A nice, loose potting mix is good but you can also easily germinate avocado pits directly planted in the ground – or, what seems to be even more successful, let them “accidentally” come up in your compost pile and transplant them.
Step 3: Water and Wait!
This is the hard part – waiting for the avocado pits to sprout.
They will, though. Keep them watered but not soggy in a nice sunny location. Then, one day…
When you sprout pits in water indoors, they then need to go through a “hardening off” period of adjustment to the harsher, brighter outdoor conditions or you can kill the young trees. When you instead sprout them in pots in full sun, you don’t have this issue. They’re ready to go.
How Long Does it Take for a Seedling Avocado To Bear Fruit?
The earliest a seedling avocado tree will fruit is at four to five years of age. My friend Eddy, however, scared his tree into fruiting at three years.
I have a beautiful seedling avocado tree growing in The Great South Florida Food Forest Project that is getting close to bearing size.
Rachel took this picture a year ago and it’s even bigger now.
I wish I could pay that tree a visit again. Maybe when it fruits. The avocado I started it from had fruits as big as honeydew melons. It’s some sort of Thai avocado variety that was being grown passed around the local Thai community in South Florida. I’m excited to see this thing produce!

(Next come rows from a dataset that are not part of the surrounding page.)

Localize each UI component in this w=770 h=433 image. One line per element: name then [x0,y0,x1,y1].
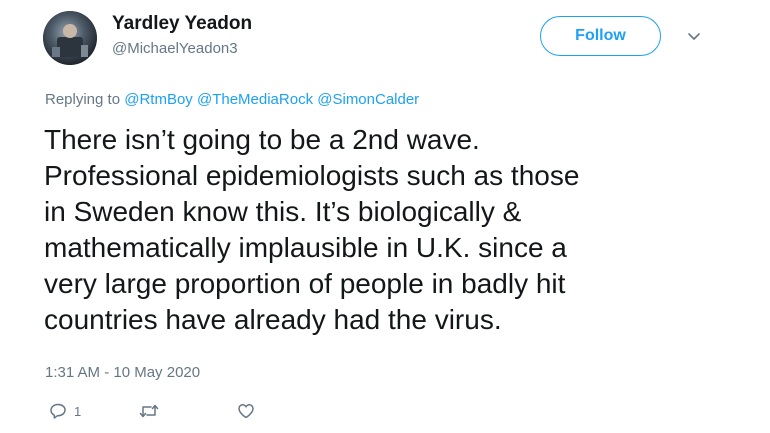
tweet-timestamp[interactable]: 1:31 AM - 10 May 2020 [45,364,200,381]
replying-to-label: Replying to [45,91,121,108]
more-menu-button[interactable] [683,26,705,48]
reply-icon [50,403,66,419]
tweet-text-line: Professional epidemiologists such as tho… [44,160,580,191]
display-name[interactable]: Yardley Yeadon [112,13,252,35]
mention-link[interactable]: @TheMediaRock [197,91,313,108]
chevron-down-icon [688,33,700,40]
avatar[interactable] [43,11,97,65]
retweet-icon [139,404,159,418]
mention-link[interactable]: @SimonCalder [317,91,419,108]
profile-photo-icon [43,11,97,65]
reply-button[interactable]: 1 [48,400,81,422]
mention-link[interactable]: @RtmBoy [124,91,193,108]
tweet-text-line: mathematically implausible in U.K. since… [44,232,567,263]
follow-button[interactable]: Follow [540,16,661,56]
tweet-text-line: There isn’t going to be a 2nd wave. [44,124,480,155]
reply-count: 1 [74,403,82,419]
tweet-text: There isn’t going to be a 2nd wave. Prof… [44,122,744,338]
heart-icon [238,404,254,419]
tweet-text-line: countries have already had the virus. [44,304,502,335]
retweet-button[interactable] [138,400,166,422]
user-handle[interactable]: @MichaelYeadon3 [112,40,238,57]
like-button[interactable] [236,400,262,422]
tweet-card: Yardley Yeadon @MichaelYeadon3 Follow Re… [0,0,770,433]
tweet-text-line: very large proportion of people in badly… [44,268,566,299]
tweet-text-line: in Sweden know this. It’s biologically & [44,196,522,227]
replying-to: Replying to @RtmBoy @TheMediaRock @Simon… [45,91,419,108]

The California Avocado Commission but you’re much more likely to see it fruit on the earlier end of that spectrum if they are well-tended, watered and grown in full sun.
Why Sprout Avocado Pits?
Common objections to growing avocado trees from seed are:
- Trees don’t always come true from seed
- It takes a long time for them to bear
- Purchasing grafted trees will give you exactly the type you want
All of these objections are easy to answer.
- Who cares? Maybe you’ll get something better!
- So? Are you planning on dying soon?
- What if you don’t want to spend money? And like experiments?
I really find the arguments against growing fruit trees from seed tiresome. The “common wisdom” on the subject is lame. Man has grown trees from seed, including avocados, for thousands of years. We have the varieties we have today because of gardeners like you and me who love to experiment and take joy in raising up good things from tiny seeds.
If you get a variety that just isn’t great, graft it! It’s easy to graft, as I demonstrate in my “Get Grafting!” film which is .
Seedling trees make great root stocks. Heck, even if they don’t fruit for you fast enough you can graft on a piece from an already fruiting tree and speed up the process.
Start your own avocado pits the easy way and eventually you’ll be bringing in baskets of fruit. It’s great fun, especially when you can plant seeds with children, and totally worth the time.
Trees you grow from seed cost nothing and will give you a sense of accomplishment like nothing else. I still remember how excited I was when my seedling peach trees fruited for the first time. It’s a great feeling.
So go – start sprouting avocado pits. I’m rooting for you… and so will they!